Presently, only Chana is traded on the exchanges, while other pulses including pigeon peas and black matpe, besides tur and urad have been banned since 2007 owing to low production in the country and skyrocketing prices of the commodity. Many traders and farmers from different parts of Gujarat have collectively demanded for resumption of pulses futures trading. A resolution for the same will also be given to the government.
The seminar addressed some of the key issues with respect to pulse industry in Gujarat covering production, imports, processing, marketing and finance.
In his opening address to the gathering, Maganbhai Mehta, President, Gujarat Pulses Manufacturers’ Association raised issues of rising imports of pulses in the country. “Most of the people don’t understand the key issue why dal prices are rising. As long as there persists a deficit for processors, there would be a price escalation. In Gujarat, there is a severe deficit of raw material for pulse processing, due to which traders have to import the commodity from overseas at a higher cost,” he said adding that there is a need to incentivize farmers to produce more pulses so as to reduce our dependency on imports.

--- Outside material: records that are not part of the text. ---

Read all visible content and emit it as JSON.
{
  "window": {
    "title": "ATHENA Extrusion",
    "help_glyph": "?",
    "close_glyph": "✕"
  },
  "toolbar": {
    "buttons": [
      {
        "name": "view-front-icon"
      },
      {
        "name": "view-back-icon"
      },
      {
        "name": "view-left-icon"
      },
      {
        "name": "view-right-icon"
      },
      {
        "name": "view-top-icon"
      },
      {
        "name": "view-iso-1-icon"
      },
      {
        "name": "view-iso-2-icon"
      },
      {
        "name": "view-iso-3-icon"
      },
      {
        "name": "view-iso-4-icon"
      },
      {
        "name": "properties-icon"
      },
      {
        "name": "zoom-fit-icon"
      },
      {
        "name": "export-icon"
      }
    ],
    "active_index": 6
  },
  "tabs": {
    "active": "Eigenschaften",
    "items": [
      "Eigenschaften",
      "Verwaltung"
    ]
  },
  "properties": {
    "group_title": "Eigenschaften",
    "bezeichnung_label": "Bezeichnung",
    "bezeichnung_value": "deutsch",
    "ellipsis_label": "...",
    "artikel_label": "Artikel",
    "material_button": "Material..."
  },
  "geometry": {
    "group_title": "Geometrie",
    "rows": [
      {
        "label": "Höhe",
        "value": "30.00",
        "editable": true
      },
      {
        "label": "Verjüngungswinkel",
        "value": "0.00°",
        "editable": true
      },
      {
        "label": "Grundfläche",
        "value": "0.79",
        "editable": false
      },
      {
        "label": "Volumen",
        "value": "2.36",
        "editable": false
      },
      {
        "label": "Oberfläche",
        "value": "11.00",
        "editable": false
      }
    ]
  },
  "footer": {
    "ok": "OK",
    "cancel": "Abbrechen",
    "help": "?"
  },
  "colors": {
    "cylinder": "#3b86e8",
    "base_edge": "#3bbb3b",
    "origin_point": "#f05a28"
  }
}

The dependency on futures trading to hedge the price risk is higher in Gujarat villages, as they are not well versed with the other hedging tools like hedging in foreign exchanges etc. Ashok Patel a leading pulse processor in the region said, “We have only four-five private importers in the region. This gives very opportunity for other traders or processors to trade in forex and hedge their cost-related risk. There is very low awareness among processors of such alternative hedging tools other than commodity futures.”